SSDs come in two flavors: PCI based, or SATA/SAS based.
For SATA/SAS, I recommend Intel drives.
PCI based drives are much faster and proportionately more expensive. The manufacturer I recommend for PCI based SSD drives is OCZ.
PCI based SSDs make excellent temp/cache/page drives for really fast reads and writes. Also, be careful when trying to build a RAID array with SSD drives – these drives have their own quirks.
One or two drive RAID arrays can be placed inside a PC case. However, external enclosures are the most used method of storing large RAID arrays. There are two ways you can go: bare boxes and boxes with backplanes.
Remember, these systems need power supplies, and possibly additional drive ports depending on the number of drives you have in the enclosure.

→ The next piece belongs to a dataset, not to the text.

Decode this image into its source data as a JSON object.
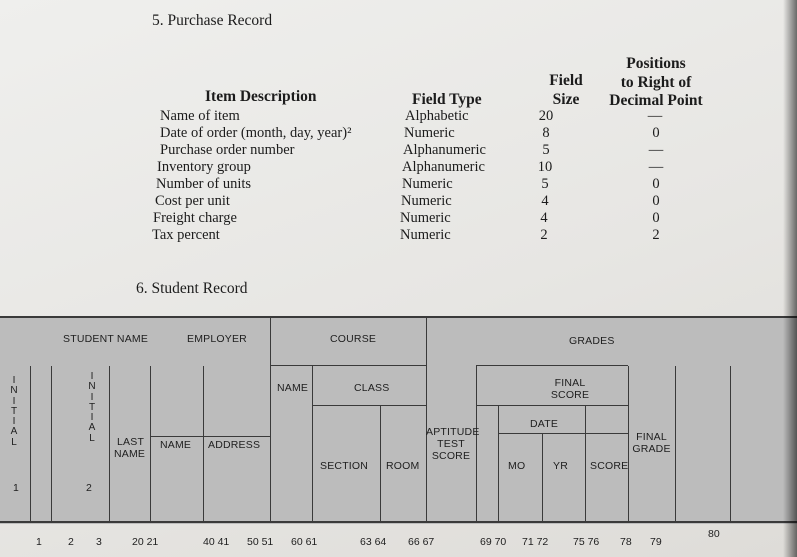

We are not finished yet! A good RAID array needs one important device that most people ignore, and pay the price.
I mentioned earlier that human error was the biggest cause of data loss. The second biggest is power failure. A UPS (Uninterrupted Power Supply) gives you that extra time that can turn out to be a life saver.
There’s only one brand I will recommend here, and that is APC.
If you don’t want the hassle of building your own RAID array, you can always buy a ready made system.
At the present moment, the two manufacturers I recommend are Drobo and Western Digital. However, it’s tough to make absolute recommendations in this category because there are many variables, and one needs to carefully study all the options before zeroing in on one particular model.
Guess what, though? You already have the tools to make an informed decision. Go forth and conquer!